A história se divide em quatro capítulos e tem como cenários principais a casa em que o narrador-protagonista mora com os pais e um hospital psiquiátrico. Um assassinato no hospital, a fundação de uma religião e uma nova linguagem são as bases da narrativa. Há diálogos sem travessão e mudanças sem aviso prévio da primeira para a terceira pessoa: o contexto define quem está falando. O protagonista é descrito como “doente mental, esquizofrênico. Tem distúrbio delirante, tem delírios persecutórios” e conversa com Rimbaud e Baudelaire. Há ainda referências ao mundo pop, como propagandas de TV, músicas, personagens de desenhos animados e filmes.
Mergulhos delirantes e frases da mais pura poesia
O tom coloquial e a ingenuidade do protagonista lembram a prosa de Salinger em “O apanhador no campo de centeio”. Rodrigo fala de redenção; Holden, o protagonista de Salinger, segue trajetória oposta, ao sofrer um esgotamento mental e ser confinado numa casa de repouso.
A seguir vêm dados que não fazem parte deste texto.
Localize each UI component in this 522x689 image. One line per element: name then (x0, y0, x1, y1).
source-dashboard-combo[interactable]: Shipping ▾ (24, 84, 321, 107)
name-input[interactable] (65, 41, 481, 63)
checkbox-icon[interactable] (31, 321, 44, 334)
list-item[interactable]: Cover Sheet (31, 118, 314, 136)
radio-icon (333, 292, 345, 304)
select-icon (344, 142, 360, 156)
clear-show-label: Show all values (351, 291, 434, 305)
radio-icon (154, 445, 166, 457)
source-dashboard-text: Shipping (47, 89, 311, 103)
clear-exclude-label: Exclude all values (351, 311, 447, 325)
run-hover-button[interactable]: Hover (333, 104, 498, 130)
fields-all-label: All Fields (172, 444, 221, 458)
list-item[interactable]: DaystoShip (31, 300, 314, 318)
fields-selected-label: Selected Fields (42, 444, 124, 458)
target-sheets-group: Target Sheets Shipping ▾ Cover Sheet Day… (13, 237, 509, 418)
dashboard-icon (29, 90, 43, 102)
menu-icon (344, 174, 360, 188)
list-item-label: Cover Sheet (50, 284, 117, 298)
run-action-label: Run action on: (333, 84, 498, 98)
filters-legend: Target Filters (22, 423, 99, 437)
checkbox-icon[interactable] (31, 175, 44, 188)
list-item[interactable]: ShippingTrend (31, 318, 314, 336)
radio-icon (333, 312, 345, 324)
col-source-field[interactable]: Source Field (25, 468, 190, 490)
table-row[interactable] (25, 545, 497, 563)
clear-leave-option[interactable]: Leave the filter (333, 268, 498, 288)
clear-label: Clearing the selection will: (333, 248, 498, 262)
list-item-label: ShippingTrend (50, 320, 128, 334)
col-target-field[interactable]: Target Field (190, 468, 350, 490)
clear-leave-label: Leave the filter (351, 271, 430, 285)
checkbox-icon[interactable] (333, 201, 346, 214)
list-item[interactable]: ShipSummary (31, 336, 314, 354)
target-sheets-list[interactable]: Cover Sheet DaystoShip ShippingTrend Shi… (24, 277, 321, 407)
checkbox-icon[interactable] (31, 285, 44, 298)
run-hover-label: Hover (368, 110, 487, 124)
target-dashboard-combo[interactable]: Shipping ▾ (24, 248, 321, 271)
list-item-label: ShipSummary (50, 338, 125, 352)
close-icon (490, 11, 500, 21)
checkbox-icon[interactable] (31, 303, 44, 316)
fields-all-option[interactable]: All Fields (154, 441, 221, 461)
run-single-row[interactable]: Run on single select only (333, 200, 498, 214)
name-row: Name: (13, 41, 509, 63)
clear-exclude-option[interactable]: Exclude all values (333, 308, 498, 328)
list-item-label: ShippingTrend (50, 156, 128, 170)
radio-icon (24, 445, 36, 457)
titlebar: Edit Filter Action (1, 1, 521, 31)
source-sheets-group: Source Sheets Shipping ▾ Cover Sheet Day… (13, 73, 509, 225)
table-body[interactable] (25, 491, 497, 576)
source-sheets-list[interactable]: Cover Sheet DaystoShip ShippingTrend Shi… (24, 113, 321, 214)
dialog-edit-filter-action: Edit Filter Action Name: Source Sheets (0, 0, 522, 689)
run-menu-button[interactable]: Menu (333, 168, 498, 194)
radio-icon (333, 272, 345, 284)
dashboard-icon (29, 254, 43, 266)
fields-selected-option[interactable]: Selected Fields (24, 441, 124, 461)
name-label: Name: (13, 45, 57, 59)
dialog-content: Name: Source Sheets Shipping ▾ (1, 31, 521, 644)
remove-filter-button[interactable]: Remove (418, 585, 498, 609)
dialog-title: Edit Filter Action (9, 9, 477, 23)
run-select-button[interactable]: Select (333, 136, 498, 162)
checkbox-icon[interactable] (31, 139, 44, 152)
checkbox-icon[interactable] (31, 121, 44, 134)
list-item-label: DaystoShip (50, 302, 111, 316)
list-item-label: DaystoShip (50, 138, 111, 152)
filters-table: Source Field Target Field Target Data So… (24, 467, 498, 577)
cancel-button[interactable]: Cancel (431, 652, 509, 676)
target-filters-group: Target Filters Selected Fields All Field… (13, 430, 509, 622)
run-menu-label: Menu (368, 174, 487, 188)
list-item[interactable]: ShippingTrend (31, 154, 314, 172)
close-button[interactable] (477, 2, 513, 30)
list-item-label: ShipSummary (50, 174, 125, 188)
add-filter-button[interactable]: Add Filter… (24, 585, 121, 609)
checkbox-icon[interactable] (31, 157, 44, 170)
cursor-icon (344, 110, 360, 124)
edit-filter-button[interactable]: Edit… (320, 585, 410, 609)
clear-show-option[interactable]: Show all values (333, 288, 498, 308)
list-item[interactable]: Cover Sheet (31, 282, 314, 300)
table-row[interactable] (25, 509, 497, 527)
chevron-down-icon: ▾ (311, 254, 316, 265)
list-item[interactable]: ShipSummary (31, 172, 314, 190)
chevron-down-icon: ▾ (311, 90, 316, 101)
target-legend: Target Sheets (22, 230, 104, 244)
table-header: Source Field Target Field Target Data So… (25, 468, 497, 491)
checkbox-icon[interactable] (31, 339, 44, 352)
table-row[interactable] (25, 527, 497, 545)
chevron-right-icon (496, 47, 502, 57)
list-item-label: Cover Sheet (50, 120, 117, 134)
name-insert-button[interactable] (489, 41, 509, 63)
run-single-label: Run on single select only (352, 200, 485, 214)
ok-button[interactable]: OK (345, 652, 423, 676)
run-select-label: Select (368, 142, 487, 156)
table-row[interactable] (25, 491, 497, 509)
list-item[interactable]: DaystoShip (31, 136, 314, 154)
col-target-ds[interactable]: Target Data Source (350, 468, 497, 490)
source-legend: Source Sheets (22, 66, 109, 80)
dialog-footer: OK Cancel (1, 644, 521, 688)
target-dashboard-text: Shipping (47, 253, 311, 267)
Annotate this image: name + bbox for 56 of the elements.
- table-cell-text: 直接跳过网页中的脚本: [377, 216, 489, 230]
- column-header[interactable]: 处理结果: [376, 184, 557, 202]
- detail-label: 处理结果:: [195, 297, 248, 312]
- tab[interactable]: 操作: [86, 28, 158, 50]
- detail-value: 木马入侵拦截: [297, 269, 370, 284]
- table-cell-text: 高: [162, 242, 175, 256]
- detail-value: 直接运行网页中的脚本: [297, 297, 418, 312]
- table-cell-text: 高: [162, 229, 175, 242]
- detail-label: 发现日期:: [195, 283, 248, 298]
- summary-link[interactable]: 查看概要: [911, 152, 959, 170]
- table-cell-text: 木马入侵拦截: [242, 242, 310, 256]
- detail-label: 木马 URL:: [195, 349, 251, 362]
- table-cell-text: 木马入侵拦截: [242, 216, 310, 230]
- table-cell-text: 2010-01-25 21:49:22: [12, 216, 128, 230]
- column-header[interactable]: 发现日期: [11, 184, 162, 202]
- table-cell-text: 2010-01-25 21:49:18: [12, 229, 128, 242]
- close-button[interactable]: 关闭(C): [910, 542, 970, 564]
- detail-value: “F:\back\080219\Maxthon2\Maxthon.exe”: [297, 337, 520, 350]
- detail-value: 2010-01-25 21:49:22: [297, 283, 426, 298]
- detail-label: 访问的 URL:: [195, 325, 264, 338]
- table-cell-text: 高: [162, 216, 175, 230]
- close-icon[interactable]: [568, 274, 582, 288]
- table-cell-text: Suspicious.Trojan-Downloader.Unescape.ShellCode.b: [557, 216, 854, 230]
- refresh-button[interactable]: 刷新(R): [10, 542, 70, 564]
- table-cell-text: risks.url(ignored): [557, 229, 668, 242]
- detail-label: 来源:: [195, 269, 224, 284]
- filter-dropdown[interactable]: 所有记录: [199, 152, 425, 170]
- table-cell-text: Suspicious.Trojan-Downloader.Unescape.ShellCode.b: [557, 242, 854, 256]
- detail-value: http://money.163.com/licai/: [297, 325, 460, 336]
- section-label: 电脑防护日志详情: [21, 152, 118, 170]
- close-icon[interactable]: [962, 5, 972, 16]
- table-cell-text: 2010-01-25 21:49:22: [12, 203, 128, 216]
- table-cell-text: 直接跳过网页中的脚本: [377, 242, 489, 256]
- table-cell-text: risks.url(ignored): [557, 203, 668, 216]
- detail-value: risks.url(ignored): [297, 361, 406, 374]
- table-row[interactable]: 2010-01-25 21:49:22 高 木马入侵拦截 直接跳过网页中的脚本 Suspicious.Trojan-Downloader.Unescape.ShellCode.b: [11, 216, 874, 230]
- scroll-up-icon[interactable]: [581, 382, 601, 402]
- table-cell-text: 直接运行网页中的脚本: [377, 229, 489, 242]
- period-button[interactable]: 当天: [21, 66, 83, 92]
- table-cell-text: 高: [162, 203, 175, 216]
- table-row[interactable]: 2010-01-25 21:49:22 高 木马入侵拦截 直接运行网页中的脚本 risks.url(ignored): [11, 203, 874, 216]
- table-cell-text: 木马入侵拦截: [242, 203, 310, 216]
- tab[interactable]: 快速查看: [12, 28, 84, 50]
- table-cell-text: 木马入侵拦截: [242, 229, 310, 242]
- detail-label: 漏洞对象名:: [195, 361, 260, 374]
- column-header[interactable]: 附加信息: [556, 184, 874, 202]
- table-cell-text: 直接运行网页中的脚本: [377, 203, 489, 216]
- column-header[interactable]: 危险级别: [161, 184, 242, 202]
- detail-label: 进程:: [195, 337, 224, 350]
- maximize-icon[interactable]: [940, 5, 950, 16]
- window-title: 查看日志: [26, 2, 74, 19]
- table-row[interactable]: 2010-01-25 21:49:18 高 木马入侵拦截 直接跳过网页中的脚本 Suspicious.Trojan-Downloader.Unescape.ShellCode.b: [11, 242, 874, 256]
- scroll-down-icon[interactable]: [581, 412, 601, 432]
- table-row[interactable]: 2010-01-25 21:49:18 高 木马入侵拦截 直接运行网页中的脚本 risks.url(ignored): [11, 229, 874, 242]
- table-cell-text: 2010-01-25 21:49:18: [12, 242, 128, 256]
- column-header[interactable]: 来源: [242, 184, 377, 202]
“Todos os cachorros” tem mergulhos delirantes e frases da mais pura poesia. Como quando explica por que quebrou a casa onde morava com os pais, motivo de sua internação: “(...) porque sou feito de cacos e quando os cacos me convidam, desordeno tudo”. Ou quando critica a instituição asilar: “O hospício era um lugar cheio de flores lindas, mas podre por dentro. O modelo hospício tinha que ser mudado. Mas como a minha família me agüentaria quebrando tudo?” E há questionamentos existenciais: “No dia da crise não se pode fazer nada. E o que fazer para não entrar em crise?”.
E apesar de tratar de tema tão doloroso quanto o da loucura, o livro é leve e cheio de humor. Interessante notar o surpreendente final. Lembra um fato real envolvendo um dos muitos leitores de “O apanhador no campo de centeio” e um ícone da música pop.